Mitrinović seems to have enjoyed coining words himself, often using the prefix “anthropo-” in front of a word, or the suffix “-centric”, to create new compound nouns and adjectives. He also had a habit of using familiar words in novel ways. For instance, his work on designing a new, peaceful world order led him to use the term “Senate” to describe the group of people who would bring about a transformation in the world, and lead the new society.
Evidently it is not only us who are sometimes baffled by Mitrinović’s idiosyncratic use of language. His followers in the New Atlantis Foundation created a glossary to help them to better understand his thinking. Today their efforts will be seized upon as a helpful tool for researchers interested in his writing and ideas, although further study may lead us to add to or otherwise modify the definitions given.
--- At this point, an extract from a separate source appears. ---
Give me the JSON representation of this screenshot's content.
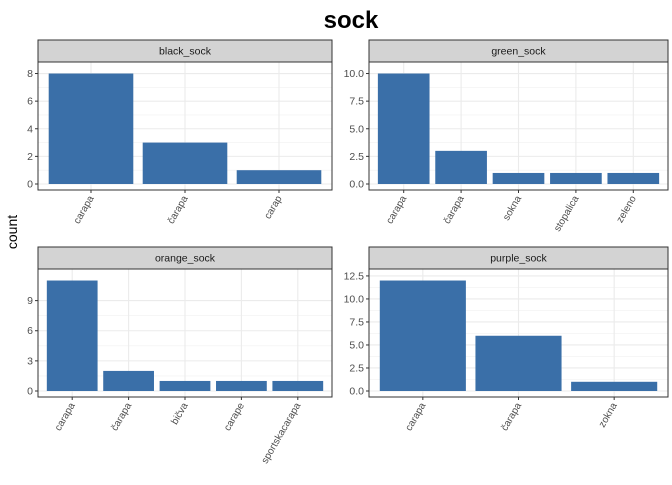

It is interesting to speculate on how Mitrinović came up with his complex vocabulary. He spoke and wrote multiple languages, which may well have encouraged his love of words and given him a huge pool of linguistic knowledge to draw upon. His native tongue was Serbo-Croatian (as was fitting for someone who worked to create Yugoslavia, he considered Serbian and Croatian to be the one language). His German was sufficiently fluent to enable him to study in Munich, and work closely with German philosophers like Erich Gutkind. I have found documents he wrote in French and Russian, and enough Greek and Latin words and phrases to suggest he was pretty comfortable reading these ancient languages too. When Mitrinović came to Britain in 1914 his English was rather eccentric, but good enough for him to deliver a lecture at the University of Leeds within months of his arrival.
As an aside, one word Mitrinović claimed to have coined is very familiar indeed: “Yugoslavia”. In a letter, he wrote that during his student days in Zagreb, he “coined and first professed the very name Yugoslavia, intending it to cover also Bulgars [i.e. in addition to Serbs, Slovenes and Croats] in the time.” Certainly the adjective “Yugoslav” predates Mitrinović, but is there any truth to the claim that he came up with the country name? Or was this claim simply a way of bolstering his credentials as a trusted voice for the “Southern Slavs”?
Whatever the truth of the origins of that particular word, Mitrinović’s love of language can be witnessed in his notes, which are full of what appear to be mantras, pages of word association and his coinages, as well as the odd poem. Those who knew him commented on his unique way of speaking and writing. Thankfully we have the work of Mitrinović’s most dedicated students to help us make sense of this joxquiz!